И где-то в глубине, в сердцевине нового мира, пульсировала старая истина. Тёмная, смеющаяся, ненасытная.
Она ждала.
В новом мире, сотканном из кошмара и звёздного пепла, законы физики извивались, как змеи на раскалённых углях. Солнца, если их ещё можно было так назвать, висели в небесах клубками червей, излучающими не свет, а понимание – ядовитое, невыносимое, разрывающее разум на клочки. Каждый восход был исповедью безумия: лучи, подобные щупальцам, проникали в трещины скал, высасывая из них воспоминания о твёрдости, о времени, когда камень был просто камнем.

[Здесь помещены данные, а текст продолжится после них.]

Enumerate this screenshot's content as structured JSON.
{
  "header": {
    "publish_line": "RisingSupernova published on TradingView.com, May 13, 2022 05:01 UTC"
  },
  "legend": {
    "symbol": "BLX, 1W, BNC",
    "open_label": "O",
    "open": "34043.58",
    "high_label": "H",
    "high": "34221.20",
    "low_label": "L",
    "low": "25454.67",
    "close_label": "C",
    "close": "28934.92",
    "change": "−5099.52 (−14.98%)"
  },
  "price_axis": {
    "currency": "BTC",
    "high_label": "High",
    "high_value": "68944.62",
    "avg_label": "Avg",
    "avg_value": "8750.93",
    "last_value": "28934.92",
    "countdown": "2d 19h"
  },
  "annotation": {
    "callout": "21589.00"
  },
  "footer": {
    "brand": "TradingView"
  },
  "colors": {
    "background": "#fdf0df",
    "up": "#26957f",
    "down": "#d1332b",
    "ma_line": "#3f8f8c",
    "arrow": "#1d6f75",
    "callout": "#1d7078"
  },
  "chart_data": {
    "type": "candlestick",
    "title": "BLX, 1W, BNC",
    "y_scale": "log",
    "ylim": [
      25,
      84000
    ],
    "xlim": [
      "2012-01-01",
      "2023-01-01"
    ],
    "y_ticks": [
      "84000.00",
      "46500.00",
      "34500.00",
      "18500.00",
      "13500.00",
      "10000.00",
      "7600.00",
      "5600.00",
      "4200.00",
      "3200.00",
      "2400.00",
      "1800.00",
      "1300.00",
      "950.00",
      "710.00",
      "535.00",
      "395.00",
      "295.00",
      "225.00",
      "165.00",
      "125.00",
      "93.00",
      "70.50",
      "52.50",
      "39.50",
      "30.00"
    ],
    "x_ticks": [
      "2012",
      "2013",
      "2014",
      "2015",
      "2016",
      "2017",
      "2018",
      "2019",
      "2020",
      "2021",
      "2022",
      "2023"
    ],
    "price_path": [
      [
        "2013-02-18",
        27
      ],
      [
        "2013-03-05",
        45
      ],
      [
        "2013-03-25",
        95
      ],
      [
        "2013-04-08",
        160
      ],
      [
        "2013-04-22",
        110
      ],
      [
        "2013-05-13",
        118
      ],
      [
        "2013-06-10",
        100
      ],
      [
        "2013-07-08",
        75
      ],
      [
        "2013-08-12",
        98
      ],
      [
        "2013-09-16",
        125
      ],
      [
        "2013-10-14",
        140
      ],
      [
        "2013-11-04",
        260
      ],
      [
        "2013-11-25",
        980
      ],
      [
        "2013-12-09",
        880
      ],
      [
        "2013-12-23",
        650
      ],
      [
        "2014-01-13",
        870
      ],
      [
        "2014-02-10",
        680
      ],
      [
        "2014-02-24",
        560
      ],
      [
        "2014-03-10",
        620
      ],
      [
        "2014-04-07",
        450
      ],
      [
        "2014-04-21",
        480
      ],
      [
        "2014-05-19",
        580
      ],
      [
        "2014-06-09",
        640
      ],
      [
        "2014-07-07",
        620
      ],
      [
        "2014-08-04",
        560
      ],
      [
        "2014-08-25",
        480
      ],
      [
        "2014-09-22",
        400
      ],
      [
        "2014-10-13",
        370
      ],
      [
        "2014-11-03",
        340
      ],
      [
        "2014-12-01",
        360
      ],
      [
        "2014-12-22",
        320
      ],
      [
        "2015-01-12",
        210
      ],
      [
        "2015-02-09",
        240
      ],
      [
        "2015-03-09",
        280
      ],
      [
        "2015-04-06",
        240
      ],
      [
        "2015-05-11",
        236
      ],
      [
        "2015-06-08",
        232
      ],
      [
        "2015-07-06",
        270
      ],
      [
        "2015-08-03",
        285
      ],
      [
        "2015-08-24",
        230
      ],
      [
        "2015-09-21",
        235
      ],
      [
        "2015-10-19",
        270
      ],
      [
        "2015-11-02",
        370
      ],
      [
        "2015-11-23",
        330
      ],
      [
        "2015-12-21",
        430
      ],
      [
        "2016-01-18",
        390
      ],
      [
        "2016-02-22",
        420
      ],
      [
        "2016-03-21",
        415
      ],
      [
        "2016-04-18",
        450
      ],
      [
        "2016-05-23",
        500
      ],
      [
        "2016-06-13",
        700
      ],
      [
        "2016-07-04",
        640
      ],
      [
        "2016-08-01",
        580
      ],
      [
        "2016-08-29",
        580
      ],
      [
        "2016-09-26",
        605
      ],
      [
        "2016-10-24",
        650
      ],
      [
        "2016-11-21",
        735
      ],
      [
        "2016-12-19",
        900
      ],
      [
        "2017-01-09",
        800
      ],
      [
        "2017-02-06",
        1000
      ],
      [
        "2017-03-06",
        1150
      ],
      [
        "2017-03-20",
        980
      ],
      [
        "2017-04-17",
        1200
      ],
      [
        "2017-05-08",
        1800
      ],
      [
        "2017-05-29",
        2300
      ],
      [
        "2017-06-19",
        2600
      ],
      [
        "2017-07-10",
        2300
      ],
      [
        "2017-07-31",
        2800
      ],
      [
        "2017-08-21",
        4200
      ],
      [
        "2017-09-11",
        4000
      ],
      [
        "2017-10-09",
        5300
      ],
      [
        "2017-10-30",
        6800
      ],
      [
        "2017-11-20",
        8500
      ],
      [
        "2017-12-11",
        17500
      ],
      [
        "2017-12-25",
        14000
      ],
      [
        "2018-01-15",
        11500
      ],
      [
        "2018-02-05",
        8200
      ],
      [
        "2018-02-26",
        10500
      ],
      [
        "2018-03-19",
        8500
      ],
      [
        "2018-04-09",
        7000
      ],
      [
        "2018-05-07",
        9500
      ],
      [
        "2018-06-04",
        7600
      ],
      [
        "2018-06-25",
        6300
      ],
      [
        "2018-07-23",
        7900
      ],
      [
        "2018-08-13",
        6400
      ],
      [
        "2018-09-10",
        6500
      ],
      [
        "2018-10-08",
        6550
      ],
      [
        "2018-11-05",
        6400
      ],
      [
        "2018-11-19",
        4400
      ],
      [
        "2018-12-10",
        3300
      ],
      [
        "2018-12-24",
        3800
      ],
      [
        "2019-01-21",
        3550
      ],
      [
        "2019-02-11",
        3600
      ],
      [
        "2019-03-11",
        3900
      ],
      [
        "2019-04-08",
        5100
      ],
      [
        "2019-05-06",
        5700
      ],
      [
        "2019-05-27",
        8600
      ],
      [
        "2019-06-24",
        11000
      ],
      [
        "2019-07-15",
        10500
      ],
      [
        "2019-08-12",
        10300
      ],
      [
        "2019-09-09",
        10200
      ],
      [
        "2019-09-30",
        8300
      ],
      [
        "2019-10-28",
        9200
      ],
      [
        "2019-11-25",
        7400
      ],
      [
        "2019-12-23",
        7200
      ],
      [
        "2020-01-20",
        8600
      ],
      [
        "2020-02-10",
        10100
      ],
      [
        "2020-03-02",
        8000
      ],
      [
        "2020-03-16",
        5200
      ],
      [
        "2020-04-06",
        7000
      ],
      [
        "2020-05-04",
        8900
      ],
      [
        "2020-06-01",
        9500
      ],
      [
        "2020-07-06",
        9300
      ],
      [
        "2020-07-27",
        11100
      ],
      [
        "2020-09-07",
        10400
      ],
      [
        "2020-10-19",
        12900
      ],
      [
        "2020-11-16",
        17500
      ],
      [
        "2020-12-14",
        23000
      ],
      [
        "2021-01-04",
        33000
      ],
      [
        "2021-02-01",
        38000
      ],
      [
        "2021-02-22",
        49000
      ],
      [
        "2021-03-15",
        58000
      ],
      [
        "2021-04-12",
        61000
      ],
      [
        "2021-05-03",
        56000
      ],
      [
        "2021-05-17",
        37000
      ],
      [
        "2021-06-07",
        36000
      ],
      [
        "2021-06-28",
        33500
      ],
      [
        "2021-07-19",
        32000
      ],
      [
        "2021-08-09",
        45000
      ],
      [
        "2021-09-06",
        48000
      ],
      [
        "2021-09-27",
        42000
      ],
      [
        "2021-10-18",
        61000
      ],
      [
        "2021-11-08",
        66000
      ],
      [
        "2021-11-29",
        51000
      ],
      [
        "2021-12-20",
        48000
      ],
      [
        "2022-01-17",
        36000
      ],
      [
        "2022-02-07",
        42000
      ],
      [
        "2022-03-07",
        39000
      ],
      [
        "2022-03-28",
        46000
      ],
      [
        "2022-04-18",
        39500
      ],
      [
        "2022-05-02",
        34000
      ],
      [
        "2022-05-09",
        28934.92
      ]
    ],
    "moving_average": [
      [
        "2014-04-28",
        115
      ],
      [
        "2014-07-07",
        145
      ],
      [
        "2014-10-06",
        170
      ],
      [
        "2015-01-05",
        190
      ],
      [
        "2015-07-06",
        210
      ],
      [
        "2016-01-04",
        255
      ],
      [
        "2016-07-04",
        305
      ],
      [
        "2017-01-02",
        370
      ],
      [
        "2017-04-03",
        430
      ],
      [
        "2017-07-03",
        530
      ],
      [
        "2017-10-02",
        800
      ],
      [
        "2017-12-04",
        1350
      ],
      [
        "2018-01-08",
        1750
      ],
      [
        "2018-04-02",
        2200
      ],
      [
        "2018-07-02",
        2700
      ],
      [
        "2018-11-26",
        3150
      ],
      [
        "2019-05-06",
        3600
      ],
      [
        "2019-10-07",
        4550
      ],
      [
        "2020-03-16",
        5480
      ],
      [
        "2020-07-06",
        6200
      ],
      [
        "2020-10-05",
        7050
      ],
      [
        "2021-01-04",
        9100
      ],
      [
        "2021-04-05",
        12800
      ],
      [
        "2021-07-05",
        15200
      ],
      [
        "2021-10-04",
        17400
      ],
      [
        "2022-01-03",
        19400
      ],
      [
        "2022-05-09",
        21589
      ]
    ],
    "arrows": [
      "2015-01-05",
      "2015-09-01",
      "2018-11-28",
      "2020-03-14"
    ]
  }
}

Океаны нового мира состояли не из воды, а из сгущенного страха. Их волны, высотой в горные хребты, обрушивались на берега, выплёскивая на сушу существ, рождённых из снов последнего человека. Эти твари – гибриды плоти и геометрии, с глазами в форме фракталов и клыками из застывших криков – ползали по пескам, оставляя за собой следы, которые прорастали ядовитыми садами. Цветы здесь пели колыбельные на языке, забытом ещё до Вавилона, а корни их уходили не в землю, а в меж временные щели, где покоились кости прежних вселенных.
Города, если их можно было различить среди органического хаоса, были живыми. Башни из скрученных костей дышали, расширяясь и сжимаясь в ритме, который сводил с ума тех, кто осмеливался слушать. Улицы, вымощенные зубами, вели к центральным площадям, где пульсировали алтари из светящейся слизи. На этих алтарях, без жрецов и огня, происходило вечное жертвоприношение: само пространство разрывалось, как плёнка, обнажая мышечную ткань реальности, пронизанную чёрными жилами древнего Мрака.
Те, кто пережил Перерождение, уже не называли себя людьми. Их тела стали картами иных измерений: на ладонях проступали созвездия, которых нет в каталогах, волосы превращались в дымчатые нити, связывающие их с небесными безднами. Они ели не пищу, а звуки, и пили отражения в лужах ртути, что собирались после дождей из кипящего серебра. Их дети рождались без лиц, зато с лишними органами чувств – для восприятия вкуса времени, запаха пустоты, осязания мыслей.
Но даже в этом новом аду, прекрасном в своём абсурде, оно оставалось незримым богом. Его присутствие ощущалось в каждом закоулке мироздания: в том, как ветер шептал цифры ненависти, как тени причащались к свету, высасывая из него жизнь. Оно не требовало поклонения – оно стало самой основой бытия, как рыба не замечает воду. Его воля проявлялась в спонтанных актах творения-разрушения: леса внезапно складывались в математические уравнения, реки начинали течь вверх, унося с собой куски неба.
И всё же, в глубине кроваво-красных пустынь, где песок состоял из молотых костей цивилизаций, существовала пещера. Не пещера – рана, прорубленная в ткани реальности. Внутри, на стенах, покрытых биением жил, висели зеркала. Не стекло и серебро, а плёнки из застывшего времени. Каждое отражало эпоху: вот люди в шкурах, падающие ниц перед алтарём тьмы; вот города, пожираемые тенями; вот момент, когда звёзды погасли. И в каждом зеркале, на заднем плане, было оно – не форма, не суть, но осознание того, что за каждым миром, за каждой вселенной, стоит голодный, вечный смех.
Смех, который теперь раздавался из уст новых существ. Они смеялись, строя свои дома из кристаллов боли, и их смех был молитвой, гимном, признанием. Они поняли, наконец, что безумие – не болезнь, а откровение. Что ужас – не враг, а единственный истинный союзник в мире, где само существование есть богохульство.
А далеко за пределами этой реальности, за пределами всех слоёв творения, в месте, где даже понятие «места» теряет смысл, оно дремало. Не спало – ждало. Ибо циклы не заканчиваются. Они повторяются, каждый раз всё изощрённее, всё невыразимее.